Urban songbirds, nest predation and ecological traps

Bonnington, C., Gaston, K.J. & Evans, K.L. (2015) Ecological traps and behavioural adjustments of urban songbirds to fine-scale spatial variation in predator activity. Animal Conservation, DOI: 10.1111/acv.12206.

The influence of predators on bird populations is controversial and poorly understood, especially in urban areas where predator densities can be particularly high. We assessed if fine-scale spatial variation in predator activity and proximity have direct and indirect effects on urban songbird distributions and breeding success, by testing the hypotheses that (1) songbirds that are sensitive to nest predation select territories with reduced activity of nest predators; (2) blackbird Turdus merula, a species that experiences high nest predation rates, lays smaller clutches in territories located in areas with higher numbers of nest predators as predicted by Skutch’s hypothesis; (3) songbirds that are sensitive to nest predation have higher nest predation rates in areas with greater predator activity. We tested these hypotheses using two sites in urban Sheffield, UK, and focus on nest predatory corvids and grey squirrels Sciurus carolinensis. We found no evidence that songbirds that are most sensitive to nest predation adjust their territory location in response to fine-scale spatial variation in predator distributions.
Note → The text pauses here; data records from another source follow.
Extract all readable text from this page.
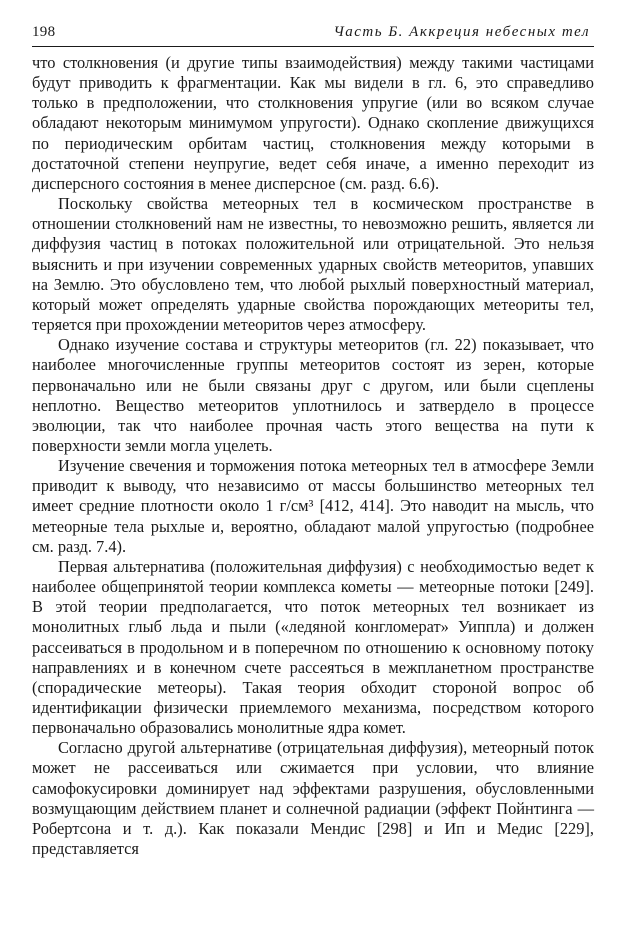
198	Часть Б. Аккреция небесных тел

что столкновения (и другие типы взаимодействия) между такими частицами будут приводить к фрагментации. Как мы видели в гл. 6, это справедливо только в предположении, что столкновения упругие (или во всяком случае обладают некоторым минимумом упругости). Однако скопление движущихся по периодическим орбитам частиц, столкновения между которыми в достаточной степени неупругие, ведет себя иначе, а именно переходит из дисперсного состояния в менее дисперсное (см. разд. 6.6).

Поскольку свойства метеорных тел в космическом пространстве в отношении столкновений нам не известны, то невозможно решить, является ли диффузия частиц в потоках положительной или отрицательной. Это нельзя выяснить и при изучении современных ударных свойств метеоритов, упавших на Землю. Это обусловлено тем, что любой рыхлый поверхностный материал, который может определять ударные свойства порождающих метеориты тел, теряется при прохождении метеоритов через атмосферу.

Однако изучение состава и структуры метеоритов (гл. 22) показывает, что наиболее многочисленные группы метеоритов состоят из зерен, которые первоначально или не были связаны друг с другом, или были сцеплены неплотно. Вещество метеоритов уплотнилось и затвердело в процессе эволюции, так что наиболее прочная часть этого вещества на пути к поверхности земли могла уцелеть.

Изучение свечения и торможения потока метеорных тел в атмосфере Земли приводит к выводу, что независимо от массы большинство метеорных тел имеет средние плотности около 1 г/см³ [412, 414]. Это наводит на мысль, что метеорные тела рыхлые и, вероятно, обладают малой упругостью (подробнее см. разд. 7.4).

Первая альтернатива (положительная диффузия) с необходимостью ведет к наиболее общепринятой теории комплекса кометы — метеорные потоки [249]. В этой теории предполагается, что поток метеорных тел возникает из монолитных глыб льда и пыли («ледяной конгломерат» Уиппла) и должен рассеиваться в продольном и в поперечном по отношению к основному потоку направлениях и в конечном счете рассеяться в межпланетном пространстве (спорадические метеоры). Такая теория обходит стороной вопрос об идентификации физически приемлемого механизма, посредством которого первоначально образовались монолитные ядра комет.

Согласно другой альтернативе (отрицательная диффузия), метеорный поток может не рассеиваться или сжимается при условии, что влияние самофокусировки доминирует над эффектами разрушения, обусловленными возмущающим действием планет и солнечной радиации (эффект Пойнтинга — Робертсона и т. д.). Как показали Мендис [298] и Ип и Медис [229], представляется
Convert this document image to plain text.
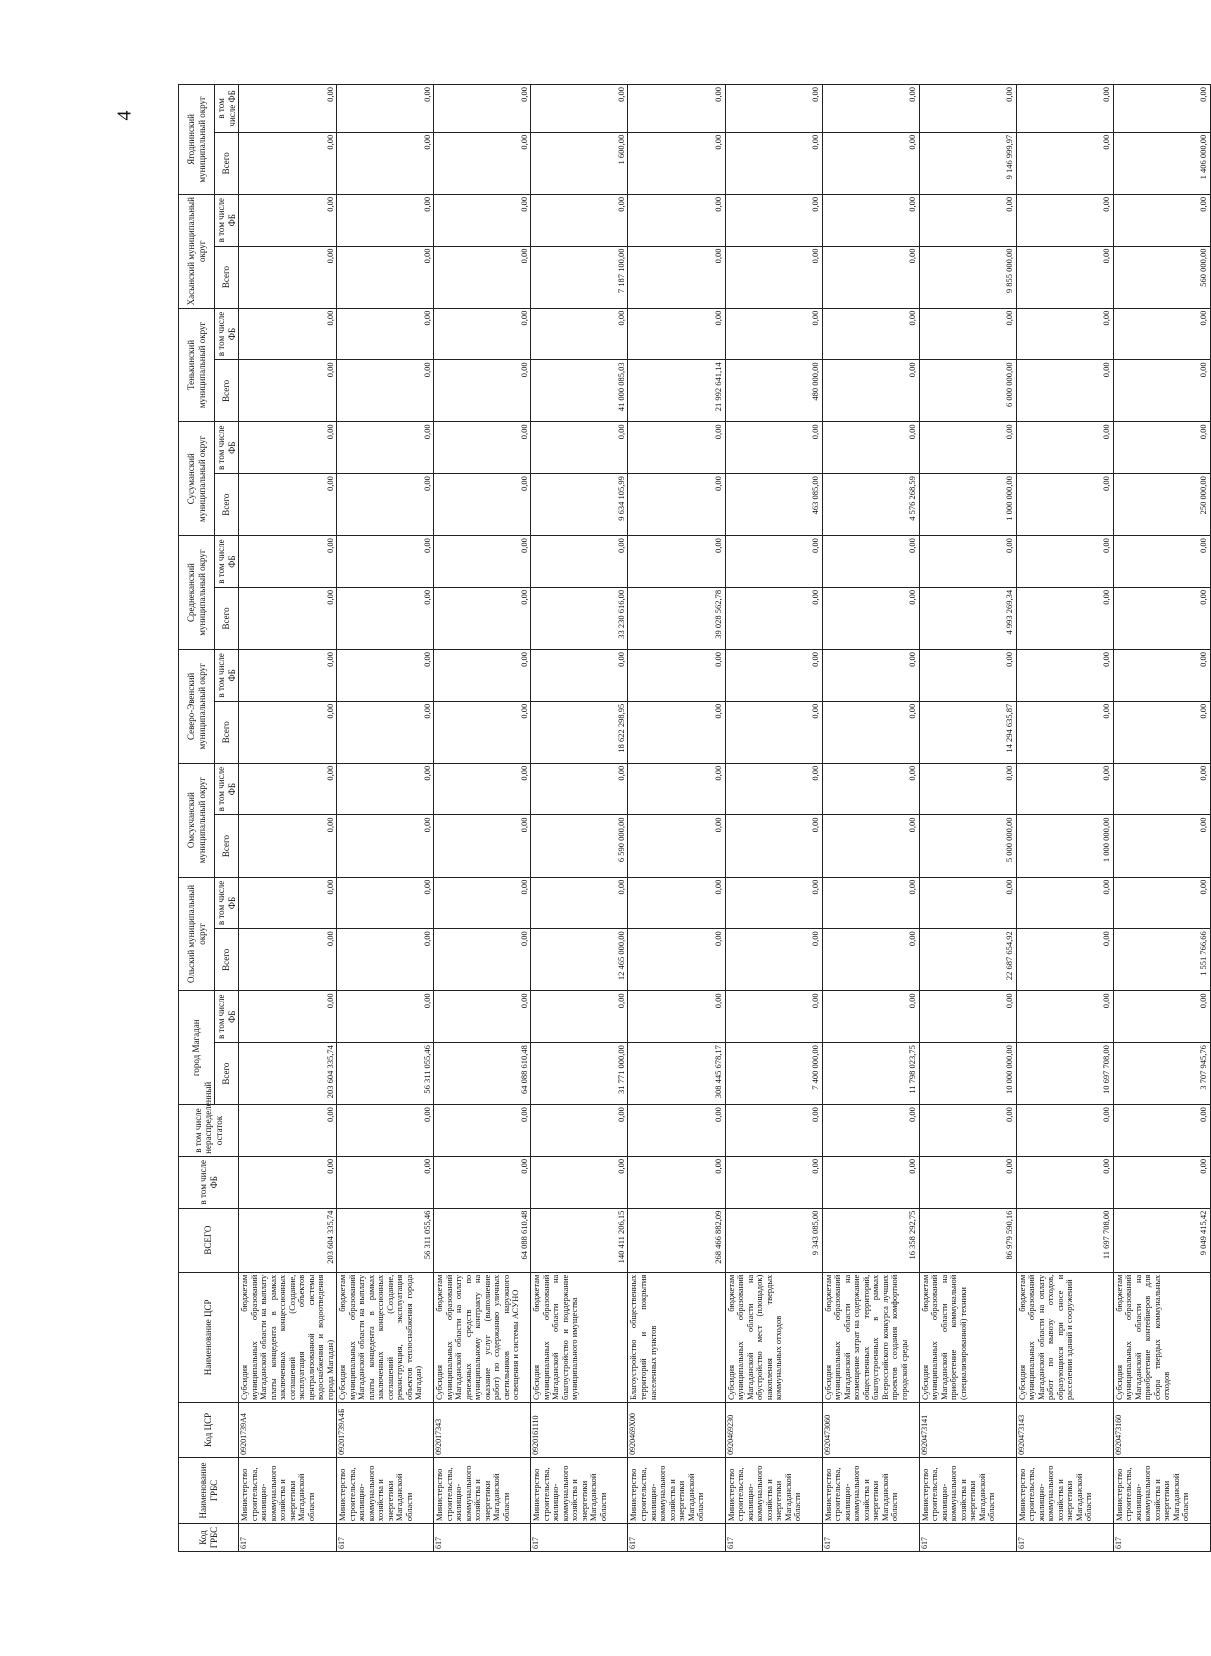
4
Код ГРБС	Наименование ГРБС	Код ЦСР	Наименование ЦСР	ВСЕГО	в том числе ФБ	в том числе нераспределенный остаток	город Магадан		Ольский муниципальный округ		Омсукчанский муниципальный округ		Северо-Эвенский муниципальный округ		Среднеканский муниципальный округ		Сусуманский муниципальный округ		Тенькинский муниципальный округ		Хасынский муниципальный округ		Ягоднинский муниципальный округ	
							Всего	в том числе ФБ	Всего	в том числе ФБ	Всего	в том числе ФБ	Всего	в том числе ФБ	Всего	в том числе ФБ	Всего	в том числе ФБ	Всего	в том числе ФБ	Всего	в том числе ФБ	Всего	в том числе ФБ
617	Министерство строительства, жилищно-коммунального хозяйства и энергетики Магаданской области	09201739А4	Субсидия бюджетам муниципальных образований Магаданской области на выплату платы концедента в рамках заключенных концессионных соглашений (Создание, эксплуатация объектов централизованной системы водоснабжения и водоотведения города Магадан)	203 604 335,74	0,00	0,00	203 604 335,74	0,00	0,00	0,00	0,00	0,00	0,00	0,00	0,00	0,00	0,00	0,00	0,00	0,00	0,00	0,00	0,00	0,00
617	Министерство строительства, жилищно-коммунального хозяйства и энергетики Магаданской области	09201739А4Б	Субсидия бюджетам муниципальных образований Магаданской области на выплату платы концедента в рамках заключенных концессионных соглашений (Создание, реконструкция, эксплуатация объектов теплоснабжения города Магадан)	56 311 055,46	0,00	0,00	56 311 055,46	0,00	0,00	0,00	0,00	0,00	0,00	0,00	0,00	0,00	0,00	0,00	0,00	0,00	0,00	0,00	0,00	0,00
617	Министерство строительства, жилищно-коммунального хозяйства и энергетики Магаданской области	092017343	Субсидия бюджетам муниципальных образований Магаданской области на оплату денежных средств по муниципальному контракту на оказание услуг (выполнение работ) по содержанию уличных светильников наружного освещения и системы АСУНО	64 088 610,48	0,00	0,00	64 088 610,48	0,00	0,00	0,00	0,00	0,00	0,00	0,00	0,00	0,00	0,00	0,00	0,00	0,00	0,00	0,00	0,00	0,00
617	Министерство строительства, жилищно-коммунального хозяйства и энергетики Магаданской области	0920161110	Субсидия бюджетам муниципальных образований Магаданской области на благоустройство и поддержание муниципального имущества	140 411 206,15	0,00	0,00	31 771 000,00	0,00	12 465 000,00	0,00	6 590 000,00	0,00	18 622 298,95	0,00	33 230 616,00	0,00	9 634 105,99	0,00	41 000 085,03	0,00	7 187 100,00	0,00	1 600,00	0,00
617	Министерство строительства, жилищно-коммунального хозяйства и энергетики Магаданской области	0920469Х00	Благоустройство общественных территорий и покрытия населенных пунктов	268 466 882,09	0,00	0,00	308 445 678,17	0,00	0,00	0,00	0,00	0,00	0,00	0,00	39 028 562,78	0,00	0,00	0,00	21 992 641,14	0,00	0,00	0,00	0,00	0,00
617	Министерство строительства, жилищно-коммунального хозяйства и энергетики Магаданской области	0920469230	Субсидия бюджетам муниципальных образований Магаданской области на обустройство мест (площадок) накопления твердых коммунальных отходов	9 343 085,00	0,00	0,00	7 400 000,00	0,00	0,00	0,00	0,00	0,00	0,00	0,00	0,00	0,00	463 085,00	0,00	480 000,00	0,00	0,00	0,00	0,00	0,00
617	Министерство строительства, жилищно-коммунального хозяйства и энергетики Магаданской области	0920473060	Субсидия бюджетам муниципальных образований Магаданской области на возмещение затрат на содержание общественных территорий, благоустроенных в рамках Всероссийского конкурса лучших проектов создания комфортной городской среды	16 358 292,75	0,00	0,00	11 798 023,75	0,00	0,00	0,00	0,00	0,00	0,00	0,00	0,00	0,00	4 576 268,59	0,00	0,00	0,00	0,00	0,00	0,00	0,00
617	Министерство строительства, жилищно-коммунального хозяйства и энергетики Магаданской области	0920473141	Субсидия бюджетам муниципальных образований Магаданской области на приобретение коммунальной (специализированной) техники	86 979 590,16	0,00	0,00	10 000 000,00	0,00	22 687 654,92	0,00	5 000 000,00	0,00	14 294 635,87	0,00	4 993 269,34	0,00	1 000 000,00	0,00	6 000 000,00	0,00	9 855 000,00	0,00	9 146 999,97	0,00
617	Министерство строительства, жилищно-коммунального хозяйства и энергетики Магаданской области	0920473143	Субсидия бюджетам муниципальных образований Магаданской области на оплату работ по вывозу отходов, образующихся при сносе и расселении зданий и сооружений	11 697 708,00	0,00	0,00	10 697 708,00	0,00	0,00	0,00	1 000 000,00	0,00	0,00	0,00	0,00	0,00	0,00	0,00	0,00	0,00	0,00	0,00	0,00	0,00
617	Министерство строительства, жилищно-коммунального хозяйства и энергетики Магаданской области	0920473160	Субсидия бюджетам муниципальных образований Магаданской области на приобретение контейнеров для сбора твердых коммунальных отходов	9 049 415,42	0,00	0,00	3 707 945,76	0,00	1 551 766,66	0,00	0,00	0,00	0,00	0,00	0,00	0,00	250 000,00	0,00	0,00	0,00	560 000,00	0,00	1 406 000,00	0,00
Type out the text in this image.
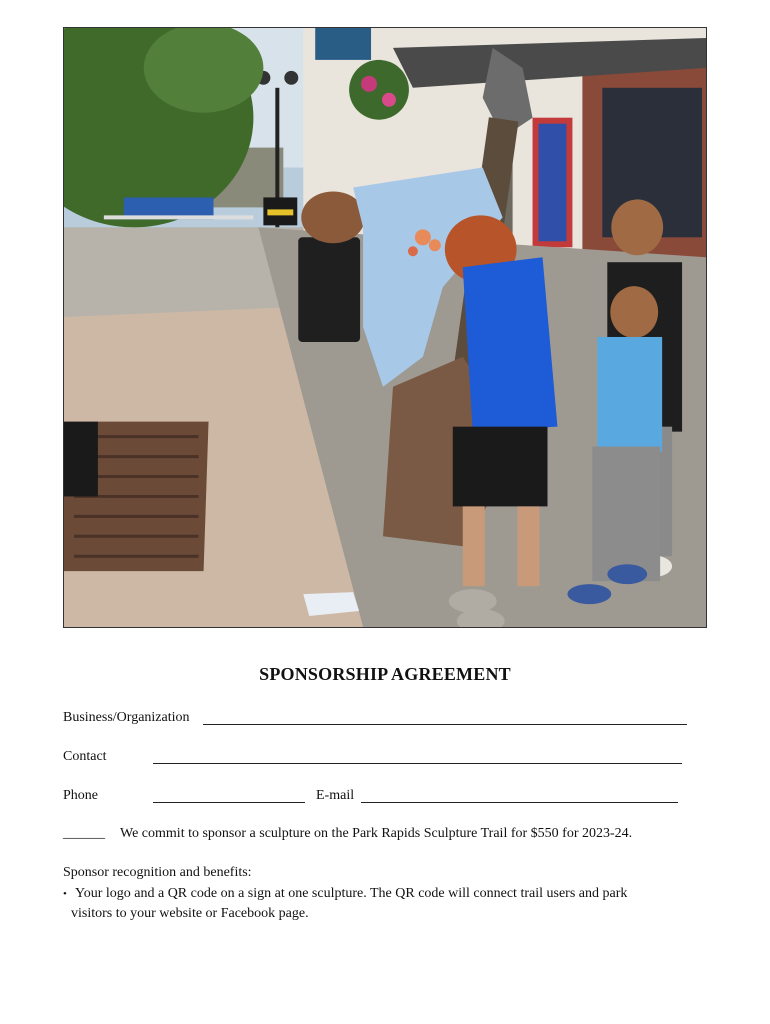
SPONSORSHIP AGREEMENT
Business/Organization
Contact
Phone	E-mail
______ We commit to sponsor a sculpture on the Park Rapids Sculpture Trail for $550 for 2023-24.
Sponsor recognition and benefits:
• Your logo and a QR code on a sign at one sculpture. The QR code will connect trail users and park
visitors to your website or Facebook page.
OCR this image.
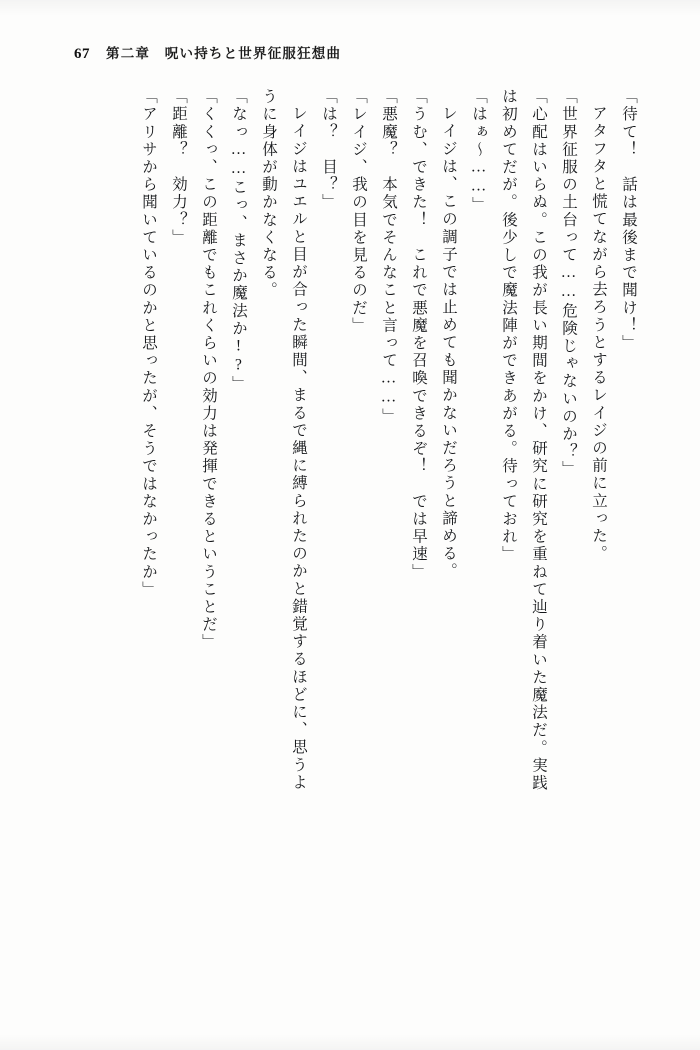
67 第二章　呪い持ちと世界征服狂想曲
「待て！　話は最後まで聞け！」
アタフタと慌てながら去ろうとするレイジの前に立った。
「世界征服の土台って……危険じゃないのか？」
「心配はいらぬ。この我が長い期間をかけ、研究に研究を重ねて辿り着いた魔法だ。実践
は初めてだが。後少しで魔法陣ができあがる。待っておれ」
「はぁ～……」
レイジは、この調子では止めても聞かないだろうと諦める。
「うむ、できた！　これで悪魔を召喚できるぞ！　では早速」
「悪魔？　本気でそんなこと言って……」
「レイジ、我の目を見るのだ」
「は？　目？」
レイジはユエルと目が合った瞬間、まるで縄に縛られたのかと錯覚するほどに、思うよ
うに身体が動かなくなる。
「なっ……こっ、まさか魔法か!?」
「くくっ、この距離でもこれくらいの効力は発揮できるということだ」
「距離？　効力？」
「アリサから聞いているのかと思ったが、そうではなかったか」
It thus seems unlikely that urban predators are indirectly regulating urban bird population size by restricting habitat availability. Blackbirds did not vary their clutch size in response to predator distributions. These findings generate the potential for an ecological trap in which prey species fail to avoid areas with the highest concentrations of nest predators, or to exhibit behavioural adjustments to reduce the risk of nest predation at such sites. We find some evidence for such ecological traps as, while fine-scale variation in grey squirrel occurrence and activity were not associated with nest predation rates, nests located in closer proximity to corvids and in areas with higher indices of corvid activity experienced slightly higher nest predation rates.